With the phase out of the pick up tax in 2005, state estate taxes have been in flux for the majority of states, and in 2010 sweeping changes were made to the laws governing federal estate taxes, gift taxes and generation-skipping transfer taxes.
But the kicker when it comes to federal taxes is that the sweeping changes that were made in 2010 will last only until December 31, 2012. Beyond that date the laws governing federal estate taxes, gift taxes and generation-skipping transfer taxes are set to revert back to the laws that were in effect in 2001. Coupling this with 2012 being a presidential election year and the growing push to simplify our convoluted Internal Revenue Code makes it highly probable that significant changes will be made to federal taxes (both income and estate taxes) in the coming years. But precisely because 2012 is a presidential election year, any changes to federal tax laws will have to be made during the brief lame-duck session that is upon us, which insures that there will not be enough time to make any drastic or sweeping changes in the short term.
So what do you think? What will happen with federal estate taxes or state estate taxes or inheritance taxes during the lame-duck session and beyond?

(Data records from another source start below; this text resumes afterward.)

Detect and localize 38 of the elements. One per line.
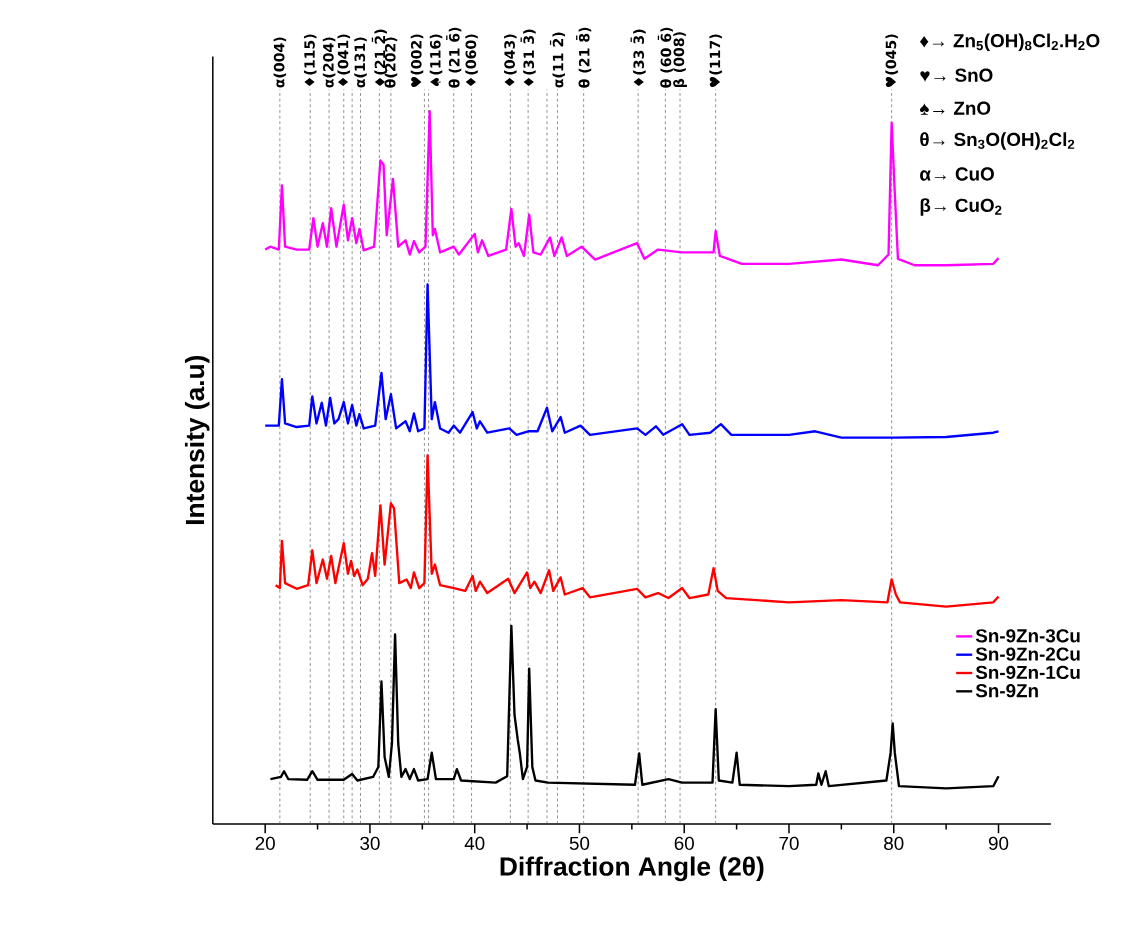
x-tick-label: 40 xyxy=(464,836,485,850)
ref-line-label: ♦(043) xyxy=(504,34,517,86)
legend-label: Sn-9Zn-1Cu xyxy=(975,665,1080,679)
ref-line-label: ♦(041) xyxy=(337,34,351,86)
ref-line-label: ♥(002) xyxy=(410,34,424,87)
legend-label: Sn-9Zn-3Cu xyxy=(975,628,1080,643)
x-tick-label: 60 xyxy=(674,836,694,850)
ref-line-label: α(11 2̄) xyxy=(549,32,566,88)
ref-line-label: ♥(045) xyxy=(885,34,898,87)
ref-line-label: α(004) xyxy=(273,37,287,88)
ref-line-label: θ (60 6̄) xyxy=(657,27,673,88)
annotation: α→ CuO xyxy=(920,167,994,181)
ref-line-label: ♦(060) xyxy=(465,34,478,86)
annotation: β→ CuO$_{2}$ xyxy=(920,197,1002,216)
ref-line-label: θ (21 6̄) xyxy=(446,27,462,88)
ref-line-label: ♠(116) xyxy=(429,34,443,86)
x-axis-title: Diffraction Angle (2θ) xyxy=(500,856,764,881)
annotation: ♠→ ZnO xyxy=(919,101,991,115)
ref-line-label: ♦(31 3̄) xyxy=(520,29,536,86)
x-tick-label: 30 xyxy=(360,836,380,850)
x-tick-label: 90 xyxy=(988,836,1009,850)
legend-label: Sn-9Zn xyxy=(975,683,1038,698)
text: ♦→ Zn$_{5}$(OH)$_{8}$Cl$_{2}$.H$_{2}$O xyxy=(920,33,1100,51)
text: ♥→ SnO xyxy=(920,68,993,82)
ref-line-label: α(204) xyxy=(322,37,336,88)
ref-line-label: ♦(115) xyxy=(303,34,317,86)
ref-line-label: ♥(117) xyxy=(709,34,722,87)
x-tick-label: 80 xyxy=(884,836,904,850)
x-tick-label: 50 xyxy=(569,836,590,850)
ref-line-label: ♦(33 3̄) xyxy=(630,29,646,86)
legend-label: Sn-9Zn-2Cu xyxy=(975,647,1080,661)
ref-line-label: β (008) xyxy=(673,31,687,87)
x-tick-label: 20 xyxy=(255,836,275,850)
ref-line-label: θ (21 8̄) xyxy=(576,27,592,88)
annotation: θ→ Sn$_{3}$O(OH)$_{2}$Cl$_{2}$ xyxy=(920,132,1075,150)
ref-line-label: α(131) xyxy=(354,37,367,88)
y-axis-title: Intensity (a.u) xyxy=(184,355,210,524)
x-tick-label: 70 xyxy=(779,836,799,850)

- I vote for mantaining the present level indexed for inflation but remove all RE from the Estate calculation. This will boost the economy through the development of RE.
- —Guest CZ
Estate & Inheritance Taxes
- There should be no such taxes. The earnings have already been taxed. People should be able to leave assets free of taxes and not worry about it. Repealing all such laws would cost less in government costs, estate planners, etc. but benefit the taxpayers.
- —Guest CC
2012 estate tax predictions
- It all depends on which party wins the exec and leg elections doesn't it. I predict, though that the combined idea will stick but the amount will be lowered to 3m/6m
- —Guest Frank Cady
State estate taxes
- States are hurting and need money, so they need to increase taxes on the dead, not the living!